Ce parcours pédagogique, mis à jour en 2022 pour tenir compte des récents gestes mémoriels (rapport Stora de janvier 2021, reconnaissance de la responsabilité de la France dans la disparition de Maurice Audin et l’assassinat d’Ali Boumendjel), s’intéresse aux mémoires de la guerre d’Algérie et à leur évolution depuis 1962, ainsi qu’au rôle de l’historien dans l’affrontement de ces mémoires.

# Ressources complémentaires

# Indépendances

Sorti en 2014, le site Indépendances est coproduit par l’INA, le ministère de la Défense (DMPA), l’ECPAD et le musée de l’Armée. Il propose 300 vidéos sur les indépendances des pays de l’ancien empire colonial français, issues des fonds de l’INA et de l’ECPAD.
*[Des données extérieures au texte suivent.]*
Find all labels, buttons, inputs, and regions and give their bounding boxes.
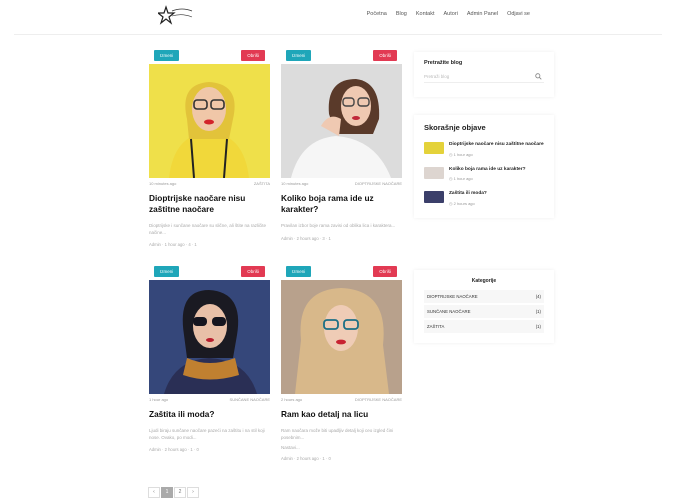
- post-category[interactable]: SUNČANE NAOČARE: [230, 397, 270, 402]
- edit-button[interactable]: Izmeni: [286, 266, 312, 277]
- nav-blog[interactable]: Blog: [396, 11, 407, 17]
- post-excerpt: Pravilan izbor boje rama zavisi od oblik…: [281, 223, 396, 228]
- delete-button[interactable]: Obriši: [373, 266, 397, 277]
- nav-contact[interactable]: Kontakt: [416, 11, 435, 17]
- search-widget-title: Pretražite blog: [424, 60, 463, 66]
- category-name[interactable]: DIOPTRIJSKE NAOČARE: [427, 294, 478, 299]
- post-title[interactable]: Koliko boja rama ide uz karakter?: [281, 193, 402, 215]
- recent-post-title[interactable]: Dioptrijske naočare nisu zaštitne naočar…: [449, 142, 544, 149]
- category-item[interactable]: DIOPTRIJSKE NAOČARE (4): [424, 290, 544, 303]
- post-date: 2 hours ago: [281, 397, 303, 402]
- recent-post-thumb[interactable]: [424, 191, 444, 203]
- recent-post-title[interactable]: Zaštita ili moda?: [449, 191, 487, 198]
- edit-button[interactable]: Izmeni: [286, 50, 312, 61]
- categories-widget: Kategorije DIOPTRIJSKE NAOČARE (4) SUNČA…: [414, 270, 554, 343]
- delete-button[interactable]: Obriši: [241, 266, 265, 277]
- category-count: (1): [535, 324, 541, 329]
- pagination-prev[interactable]: ‹: [148, 487, 160, 498]
- categories-title: Kategorije: [471, 278, 497, 284]
- main-nav: Početna Blog Kontakt Autori Admin Panel …: [367, 11, 530, 17]
- pagination-page-2[interactable]: 2: [174, 487, 186, 498]
- recent-post-date: 1 hour ago: [453, 176, 473, 181]
- nav-logout[interactable]: Odjavi se: [507, 11, 530, 17]
- recent-post-item[interactable]: Dioptrijske naočare nisu zaštitne naočar…: [424, 142, 544, 157]
- post-category[interactable]: DIOPTRIJSKE NAOČARE: [355, 397, 402, 402]
- recent-post-date: 1 hour ago: [453, 151, 473, 157]
- read-more-link[interactable]: Nastavi...: [281, 445, 402, 450]
- post-excerpt: Ljudi biraju sunčane naočare pazeći na z…: [149, 428, 265, 440]
- pagination-next[interactable]: ›: [187, 487, 199, 498]
- recent-post-thumb[interactable]: [424, 166, 444, 179]
- nav-authors[interactable]: Autori: [444, 11, 458, 17]
- post-image[interactable]: [149, 64, 270, 178]
- post-date: 10 minutes ago: [149, 181, 177, 186]
- recent-posts-title: Skorašnje objave: [424, 123, 486, 132]
- post-card: Izmeni Obriši 10 minutes ago DIOPTRIJSKE…: [281, 50, 402, 241]
- header-divider: [14, 34, 662, 35]
- category-count: (1): [535, 309, 541, 314]
- edit-button[interactable]: Izmeni: [154, 266, 180, 277]
- pagination-page-1[interactable]: 1: [161, 487, 173, 498]
- post-excerpt: Dioptrijske i sunčane naočare su slične,…: [149, 223, 267, 235]
- post-date: 1 hour ago: [149, 397, 169, 402]
- category-name[interactable]: SUNČANE NAOČARE: [427, 309, 470, 314]
- post-stats: Admin · 2 hours ago · 1 · 0: [281, 456, 331, 461]
- search-input[interactable]: Pretraži blog: [424, 72, 544, 83]
- post-title[interactable]: Dioptrijske naočare nisu zaštitne naočar…: [149, 193, 270, 215]
- post-date: 10 minutes ago: [281, 181, 309, 186]
- recent-post-item[interactable]: Zaštita ili moda? ◷ 2 hours ago: [424, 191, 544, 206]
- site-header: Početna Blog Kontakt Autori Admin Panel …: [0, 0, 676, 34]
- post-stats: Admin · 2 hours ago · 1 · 0: [149, 447, 199, 452]
- post-category[interactable]: DIOPTRIJSKE NAOČARE: [355, 181, 402, 186]
- post-stats: Admin · 1 hour ago · 4 · 1: [149, 242, 197, 247]
- nav-home[interactable]: Početna: [367, 11, 387, 17]
- clock-icon: ◷: [449, 200, 453, 206]
- post-card: Izmeni Obriši 2 hours ago DIOPTRIJSKE NA…: [281, 266, 402, 461]
- search-icon[interactable]: [535, 73, 542, 84]
- pagination: ‹ 1 2 ›: [148, 487, 199, 498]
- recent-post-thumb[interactable]: [424, 142, 444, 154]
- post-card: Izmeni Obriši 10 minutes ago ZAŠTITA Dio…: [149, 50, 270, 247]
- recent-post-title[interactable]: Koliko boja rama ide uz karakter?: [449, 167, 526, 174]
- post-title[interactable]: Ram kao detalj na licu: [281, 409, 402, 420]
- post-title[interactable]: Zaštita ili moda?: [149, 409, 270, 420]
- delete-button[interactable]: Obriši: [373, 50, 397, 61]
- post-image[interactable]: [281, 280, 402, 394]
- site-logo[interactable]: [158, 5, 194, 27]
- post-image[interactable]: [281, 64, 402, 178]
- clock-icon: ◷: [449, 176, 453, 181]
- delete-button[interactable]: Obriši: [241, 50, 265, 61]
- post-stats: Admin · 2 hours ago · 3 · 1: [281, 235, 331, 241]
- category-item[interactable]: ZAŠTITA (1): [424, 320, 544, 333]
- post-excerpt: Ram naočara može biti upadljiv detalj ko…: [281, 428, 394, 440]
- recent-post-item[interactable]: Koliko boja rama ide uz karakter? ◷ 1 ho…: [424, 166, 544, 181]
- category-count: (4): [535, 294, 541, 299]
- clock-icon: ◷: [449, 151, 453, 157]
- nav-admin-panel[interactable]: Admin Panel: [467, 11, 498, 17]
- edit-button[interactable]: Izmeni: [154, 50, 180, 61]
- post-card: Izmeni Obriši 1 hour ago SUNČANE NAOČARE…: [149, 266, 270, 452]
- recent-posts-widget: Skorašnje objave Dioptrijske naočare nis…: [414, 115, 554, 218]
- post-category[interactable]: ZAŠTITA: [254, 181, 270, 186]
- search-widget: Pretražite blog Pretraži blog: [414, 52, 554, 97]
- post-image[interactable]: [149, 280, 270, 394]
- category-item[interactable]: SUNČANE NAOČARE (1): [424, 305, 544, 318]
- category-name[interactable]: ZAŠTITA: [427, 324, 444, 329]
- recent-post-date: 2 hours ago: [453, 200, 475, 206]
À côté des 125 vidéos d’archives qui concernent l’Algérie, plusieurs parcours thématiques, rédigés par des historiens, racontent la décolonisation en Algérie.

# Sudorama

Ce site rassemble plus de 500 vidéos racontant l’histoire de la région Sud depuis 1940 : arts et culture, économie, société, espaces et paysages, relations internationales, sciences et techniques, sport, vie politique…

Parmi celles-ci, plusieurs concernent les rapatriés d’Algérie, qui se sont installés dans cette région méditerranéenne, ou le retour des appelés, qui ont débarqué à Marseille.

# Panorama Grand Est

Cette fresque pédagogique propose plus de 300 contenus (vidéos, parcours thématiques, pistes pédagogiques) sourcés et fiables, pour les enseignants du lycée, leurs élèves, et pour le grand public, autour de l’histoire, de la culture et des langues du territoire Grand Est.
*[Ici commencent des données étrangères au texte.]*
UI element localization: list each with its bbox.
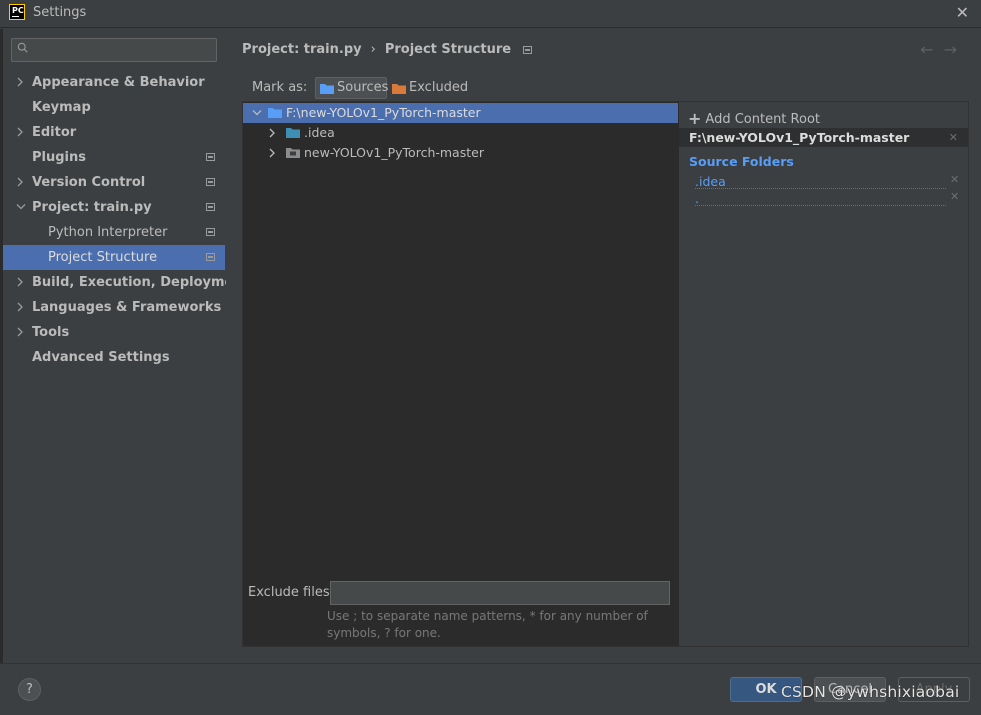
sidebar-item[interactable]: Project: train.py — [3, 195, 225, 220]
mark-as-label: Mark as: — [252, 80, 308, 95]
window-title: Settings — [33, 5, 87, 20]
source-folder-item[interactable]: . — [695, 191, 946, 206]
breadcrumb-parent[interactable]: Project: train.py — [242, 42, 362, 57]
sidebar-item-label: Plugins — [32, 150, 86, 165]
settings-nav: Appearance & Behavior Keymap Editor Plugins… — [3, 70, 249, 370]
add-content-root-label: Add Content Root — [705, 112, 820, 127]
watermark-text: CSDN @ywhshixiaobai — [781, 683, 960, 701]
mark-sources-button[interactable]: Sources — [315, 77, 389, 99]
chevron-right-icon[interactable] — [16, 295, 26, 320]
search-input[interactable] — [11, 38, 217, 62]
breadcrumb: Project: train.py › Project Structure — [242, 42, 533, 57]
sidebar-item-label: Editor — [32, 125, 77, 140]
forward-arrow-icon[interactable]: → — [944, 40, 967, 59]
sidebar-item[interactable]: Python Interpreter — [3, 220, 225, 245]
sidebar-item[interactable]: Version Control — [3, 170, 225, 195]
remove-source-folder-icon[interactable]: ✕ — [950, 190, 959, 203]
pycharm-logo-icon: PC — [9, 4, 25, 20]
chevron-right-icon[interactable] — [16, 270, 26, 295]
history-arrows: ←→ — [920, 40, 967, 59]
chevron-right-icon[interactable] — [16, 120, 26, 145]
sidebar-item-label: Keymap — [32, 100, 91, 115]
source-folder-item[interactable]: .idea — [695, 174, 946, 189]
chevron-down-icon[interactable] — [252, 103, 262, 123]
mark-excluded-button[interactable]: Excluded — [392, 77, 468, 99]
remove-root-icon[interactable]: ✕ — [949, 128, 958, 147]
sidebar-item-label: Version Control — [32, 175, 146, 190]
chevron-right-icon[interactable] — [16, 170, 26, 195]
sidebar-item[interactable]: Editor — [3, 120, 225, 145]
project-icon — [206, 253, 215, 261]
exclude-files-hint: Use ; to separate name patterns, * for a… — [327, 609, 648, 640]
project-tree: F:\new-YOLOv1_PyTorch-master .idea new-Y… — [242, 101, 679, 647]
settings-content: Project: train.py › Project Structure ←→ M… — [226, 29, 981, 663]
sidebar-item-label: Project: train.py — [32, 200, 152, 215]
content-roots-panel: + Add Content Root F:\new-YOLOv1_PyTorch-… — [678, 101, 969, 647]
tree-item-idea[interactable]: .idea — [243, 123, 678, 143]
project-icon — [206, 153, 215, 161]
project-icon — [206, 228, 215, 236]
sidebar-item-label: Languages & Frameworks — [32, 300, 222, 315]
sidebar-item[interactable]: Keymap — [3, 95, 225, 120]
source-folders-title: Source Folders — [689, 154, 794, 169]
source-folder-icon — [320, 84, 334, 94]
folder-icon — [286, 128, 300, 138]
add-content-root-button[interactable]: + Add Content Root — [688, 109, 820, 128]
chevron-right-icon[interactable] — [268, 123, 278, 143]
project-icon — [206, 203, 215, 211]
tree-item-module[interactable]: new-YOLOv1_PyTorch-master — [243, 143, 678, 163]
remove-source-folder-icon[interactable]: ✕ — [950, 173, 959, 186]
exclude-files-input[interactable] — [330, 581, 670, 605]
tree-root-label: F:\new-YOLOv1_PyTorch-master — [286, 105, 481, 120]
sidebar-item[interactable]: Plugins — [3, 145, 225, 170]
content-root-row[interactable]: F:\new-YOLOv1_PyTorch-master ✕ — [679, 128, 968, 147]
help-button[interactable]: ? — [18, 678, 41, 701]
title-bar: PC Settings ✕ — [0, 0, 981, 28]
project-icon — [523, 46, 533, 54]
sidebar-item-label: Python Interpreter — [48, 225, 168, 240]
mark-sources-label: Sources — [337, 80, 389, 95]
sidebar-item-label: Tools — [32, 325, 70, 340]
sidebar-item[interactable]: Languages & Frameworks — [3, 295, 225, 320]
sidebar-item[interactable]: Build, Execution, Deployment — [3, 270, 249, 295]
breadcrumb-current: Project Structure — [384, 42, 512, 57]
sidebar-item[interactable]: Tools — [3, 320, 225, 345]
chevron-right-icon[interactable] — [16, 70, 26, 95]
sidebar-edge — [0, 29, 3, 663]
project-icon — [206, 178, 215, 186]
settings-sidebar: Appearance & Behavior Keymap Editor Plugins… — [0, 29, 249, 663]
mark-excluded-label: Excluded — [409, 80, 469, 95]
close-icon[interactable]: ✕ — [956, 3, 969, 22]
tree-item-label: new-YOLOv1_PyTorch-master — [304, 145, 484, 160]
breadcrumb-separator: › — [370, 42, 376, 57]
chevron-right-icon[interactable] — [16, 320, 26, 345]
search-icon — [17, 42, 28, 53]
content-root-path: F:\new-YOLOv1_PyTorch-master — [689, 130, 910, 145]
plus-icon: + — [688, 109, 702, 128]
sidebar-item[interactable]: Appearance & Behavior — [3, 70, 225, 95]
sidebar-item[interactable]: Advanced Settings — [3, 345, 225, 370]
folder-icon — [268, 108, 282, 118]
sidebar-item-label: Appearance & Behavior — [32, 75, 205, 90]
chevron-right-icon[interactable] — [268, 143, 278, 163]
sidebar-item-label: Project Structure — [48, 250, 158, 265]
sidebar-item-label: Build, Execution, Deployment — [32, 275, 249, 290]
sidebar-item-label: Advanced Settings — [32, 350, 170, 365]
sidebar-item[interactable]: Project Structure — [3, 245, 225, 270]
chevron-down-icon[interactable] — [16, 195, 26, 220]
excluded-folder-icon — [392, 84, 406, 94]
tree-root-row[interactable]: F:\new-YOLOv1_PyTorch-master — [243, 103, 678, 123]
module-folder-icon — [286, 148, 300, 158]
back-arrow-icon[interactable]: ← — [920, 40, 943, 59]
tree-item-label: .idea — [304, 125, 335, 140]
exclude-files-label: Exclude files: — [248, 585, 335, 600]
dialog-footer: ? OK Cancel Apply CSDN @ywhshixiaobai — [0, 663, 981, 715]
Un parcours thématique sur les mémoires de la guerre d’Algérie dans le Grand Est est librement accessible pour tous :

Pour les enseignants et les élèves en lycée de la région Grand Est, qui bénéficient d’un accès réservé via leur ENT Mon Bureau Numérique, une piste pédagogique est proposée : Mémoires et histoire d’un conflit : la guerre d’Algérie.

# Grands entretiens

La collection d’entretiens patrimoniaux En guerre(s) pour l’Algérie rassemble 66 témoignages d’hommes et de femmes qui ont vécu la guerre d’Algérie (1954-1962).
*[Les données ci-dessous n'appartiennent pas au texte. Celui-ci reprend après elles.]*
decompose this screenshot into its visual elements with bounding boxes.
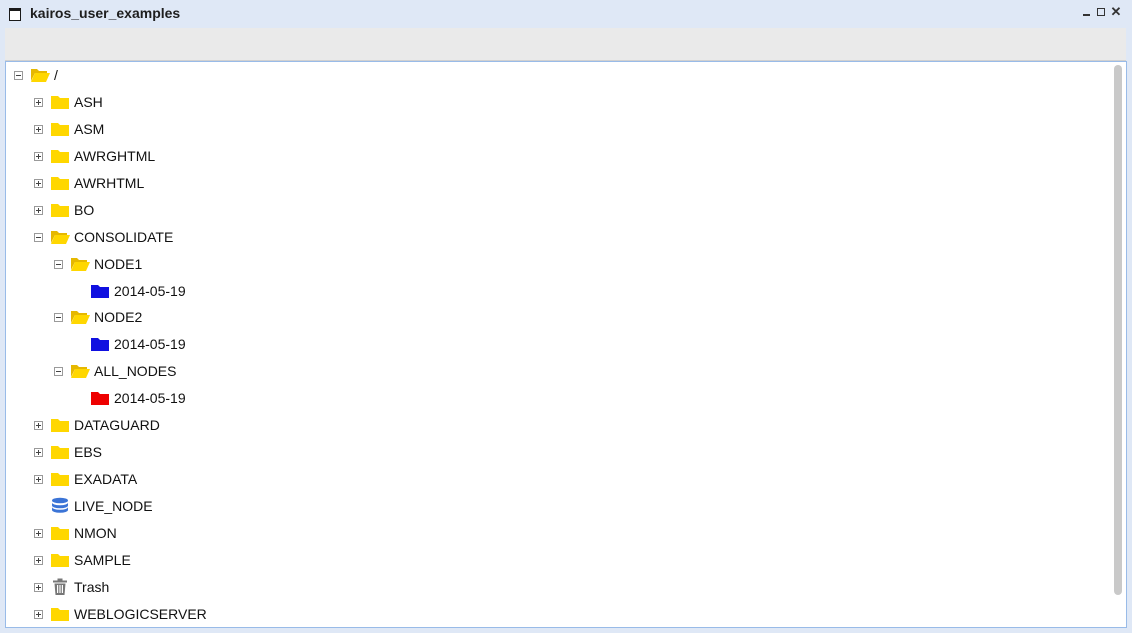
expand-toggle-icon[interactable] [34,205,43,215]
tree-node-label: BO [74,202,95,218]
folder-icon [50,524,70,542]
folder-icon [50,174,70,192]
close-icon[interactable]: ✕ [1110,5,1122,19]
tree-node-awrghtml[interactable]: AWRGHTML [34,145,155,167]
tree-node-label: 2014-05-19 [114,390,186,406]
folder-blue-icon [90,335,110,353]
tree-node-node1-date[interactable]: 2014-05-19 [74,280,186,302]
expand-toggle-icon[interactable] [34,582,43,592]
expand-toggle-icon[interactable] [34,528,43,538]
tree-node-all-nodes-date[interactable]: 2014-05-19 [74,387,186,409]
tree-node-label: LIVE_NODE [74,498,153,514]
tree-node-label: AWRHTML [74,175,145,191]
window-icon [9,8,21,21]
tree-node-label: DATAGUARD [74,417,160,433]
folder-icon [50,551,70,569]
tree-node-label: ASH [74,94,103,110]
folder-open-icon [70,308,90,326]
tree-node-label: EBS [74,444,103,460]
database-icon [50,497,70,515]
folder-icon [50,470,70,488]
tree-node-ebs[interactable]: EBS [34,441,102,463]
folder-blue-icon [90,282,110,300]
maximize-icon[interactable] [1095,5,1107,19]
tree-node-label: 2014-05-19 [114,336,186,352]
tree-node-node2[interactable]: NODE2 [54,306,142,328]
tree-node-node1[interactable]: NODE1 [54,253,142,275]
tree-node-consolidate[interactable]: CONSOLIDATE [34,226,173,248]
folder-open-icon [70,255,90,273]
tree-node-bo[interactable]: BO [34,199,94,221]
vertical-scrollbar[interactable] [1114,65,1122,595]
folder-icon [50,201,70,219]
minimize-icon[interactable] [1080,5,1092,19]
window-title: kairos_user_examples [30,5,181,21]
folder-icon [50,147,70,165]
tree-node-dataguard[interactable]: DATAGUARD [34,414,160,436]
folder-open-icon [30,66,50,84]
tree-node-label: NMON [74,525,117,541]
trash-icon [50,578,70,596]
expand-toggle-icon[interactable] [34,97,43,107]
expand-toggle-icon[interactable] [34,124,43,134]
tree-node-label: AWRGHTML [74,148,156,164]
tree-node-label: NODE2 [94,309,143,325]
tree-node-label: ALL_NODES [94,363,177,379]
toolbar [5,28,1126,61]
folder-icon [50,605,70,623]
folder-icon [50,120,70,138]
tree-node-label: ASM [74,121,105,137]
tree-node-label: Trash [74,579,110,595]
tree-node-label: 2014-05-19 [114,283,186,299]
tree-node-asm[interactable]: ASM [34,118,104,140]
tree-node-label: NODE1 [94,256,143,272]
expand-toggle-icon[interactable] [34,474,43,484]
tree-panel: / ASH ASM AWRGHTML AWRHTML BO CONSOLIDAT… [5,61,1127,628]
folder-red-icon [90,389,110,407]
expand-toggle-icon[interactable] [34,178,43,188]
collapse-toggle-icon[interactable] [14,70,23,80]
expand-toggle-icon[interactable] [34,447,43,457]
collapse-toggle-icon[interactable] [54,259,63,269]
folder-open-icon [70,362,90,380]
tree-node-label: WEBLOGICSERVER [74,606,207,622]
tree-node-label: EXADATA [74,471,138,487]
title-bar: kairos_user_examples ✕ [0,0,1132,28]
tree-node-root[interactable]: / [14,64,58,86]
tree-node-trash[interactable]: Trash [34,576,109,598]
tree-node-label: / [54,67,58,83]
tree-node-label: SAMPLE [74,552,131,568]
folder-icon [50,443,70,461]
folder-open-icon [50,228,70,246]
collapse-toggle-icon[interactable] [54,312,63,322]
tree-node-awrhtml[interactable]: AWRHTML [34,172,144,194]
tree-node-nmon[interactable]: NMON [34,522,117,544]
expand-toggle-icon[interactable] [34,609,43,619]
window: kairos_user_examples ✕ / ASH ASM AWRGHTM… [0,0,1132,633]
collapse-toggle-icon[interactable] [34,232,43,242]
tree-node-exadata[interactable]: EXADATA [34,468,137,490]
expand-toggle-icon[interactable] [34,555,43,565]
tree-node-weblogicserver[interactable]: WEBLOGICSERVER [34,603,207,625]
tree-node-live-node[interactable]: LIVE_NODE [34,495,153,517]
tree-node-sample[interactable]: SAMPLE [34,549,131,571]
expand-toggle-icon[interactable] [34,420,43,430]
tree-node-all-nodes[interactable]: ALL_NODES [54,360,176,382]
folder-icon [50,416,70,434]
tree-node-ash[interactable]: ASH [34,91,103,113]
expand-toggle-icon[interactable] [34,151,43,161]
collapse-toggle-icon[interactable] [54,366,63,376]
folder-icon [50,93,70,111]
tree-node-node2-date[interactable]: 2014-05-19 [74,333,186,355]
tree-node-label: CONSOLIDATE [74,229,174,245]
Ces récits individuels constituent un corpus représentatif de la diversité des expériences vécues pendant cette guerre : appelés du contingent, engagés et militaires de carrière français, militants indépendantistes (du Front de libération nationale et du Mouvement national algérien) en métropole et en Algérie, combattants de l’Armée de libération nationale, civils algériens, Français d’Algérie, intellectuels et étudiants, réfractaires, personnels de l’administration française en Algérie, membres de l’OAS, supplétifs de l’armée française, porteurs de valise…

Cette collecte de témoignages est inédite. Pour beaucoup de témoins, il s’agissait pour la première fois de raconter leur histoire, leur perception des événements et leurs émotions. En les écoutant, on est immergé dans la dimension humaine de ces expériences de  guerre.